YouTube, TikTok et Meta, propriétaire de Facebook et Instagram, se sont tous engagés à supprimer RT et Sputnik de leurs plateformes au sein de l’Union européenne. Mais les chercheurs ont découvert que dans certains cas, tout ce que la Russie avait à faire pour échapper à l’interdiction était de la poster à partir d’un compte différent.
Le Disinformation Situation Center, une coalition européenne de chercheurs en désinformation, a découvert que certains contenus vidéo de RT apparaissaient sur les médias sociaux sous un nouveau nom de marque et un nouveau logo. Dans le cas de certaines séquences vidéo, la marque RT a simplement été retirée de la vidéo et reprise sur une nouvelle chaîne YouTube non couverte par l’interdiction de l’UE.
Une modération plus agressive du contenu des médias sociaux pourrait rendre plus difficile pour la Russie de contourner l’interdiction, selon Felix Kartte, conseiller principal chez Reset, une organisation à but non lucratif basée au Royaume-Uni qui a financé le travail du Disinformation Situation Center et qui critique le rôle des médias sociaux dans le discours démocratique.
« Plutôt que de mettre en place des systèmes efficaces de modération du contenu, ils jouent au jeu du chat et de la souris avec l’appareil de désinformation du Kremlin », a déclaré M. Kartte.
La société mère de YouTube n’a pas immédiatement répondu aux questions visant à obtenir des commentaires sur l’interdiction.
Dans l’UE, les responsables tentent de renforcer leurs défenses.
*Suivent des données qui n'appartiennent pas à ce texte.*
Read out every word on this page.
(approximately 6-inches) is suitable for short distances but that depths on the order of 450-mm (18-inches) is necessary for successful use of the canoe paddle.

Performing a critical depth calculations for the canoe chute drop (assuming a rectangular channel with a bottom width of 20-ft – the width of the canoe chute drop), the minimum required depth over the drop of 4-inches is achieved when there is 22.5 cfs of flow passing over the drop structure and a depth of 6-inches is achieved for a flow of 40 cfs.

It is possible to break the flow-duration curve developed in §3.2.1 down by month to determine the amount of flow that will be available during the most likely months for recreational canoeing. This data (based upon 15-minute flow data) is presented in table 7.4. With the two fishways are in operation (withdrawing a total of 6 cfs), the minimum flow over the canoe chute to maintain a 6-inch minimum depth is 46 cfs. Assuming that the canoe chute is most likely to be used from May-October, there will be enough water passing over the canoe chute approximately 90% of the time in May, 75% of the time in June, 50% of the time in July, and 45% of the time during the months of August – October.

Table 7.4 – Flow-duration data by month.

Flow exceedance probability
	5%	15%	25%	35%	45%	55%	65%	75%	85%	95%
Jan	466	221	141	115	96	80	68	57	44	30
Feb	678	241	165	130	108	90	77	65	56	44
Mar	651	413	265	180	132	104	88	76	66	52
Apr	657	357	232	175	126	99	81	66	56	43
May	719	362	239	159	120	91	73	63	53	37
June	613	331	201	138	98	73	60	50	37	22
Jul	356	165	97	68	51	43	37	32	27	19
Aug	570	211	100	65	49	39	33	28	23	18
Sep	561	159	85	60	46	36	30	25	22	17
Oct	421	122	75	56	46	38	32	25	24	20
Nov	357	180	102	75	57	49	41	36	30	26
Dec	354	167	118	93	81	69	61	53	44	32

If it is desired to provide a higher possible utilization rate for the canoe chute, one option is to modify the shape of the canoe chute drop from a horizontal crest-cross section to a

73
Au printemps, l’UE a approuvé une législation qui obligerait les entreprises technologiques à faire davantage pour lutter contre la désinformation. Les entreprises qui échouent pourraient se voir infliger de lourdes amendes.
Le mois dernier, la vice-présidente de la Commission européenne, Vera Jourova, a qualifié la désinformation de « problème croissant dans l’UE, et nous devons vraiment prendre des mesures plus strictes ».
La prolifération des sites diffusant des désinformations sur la guerre en Ukraine montre que la Russie avait un plan au cas où les gouvernements ou les entreprises technologiques tenteraient de restreindre RT et Sputnik. Cela signifie que les dirigeants occidentaux et les entreprises technologiques devront faire plus que fermer un ou deux sites Web s’ils espèrent arrêter le flux de désinformation du Kremlin.
« Les Russes sont beaucoup plus intelligents », a déclaré l’autre co-PDG de NewsGuard, Steven Brill.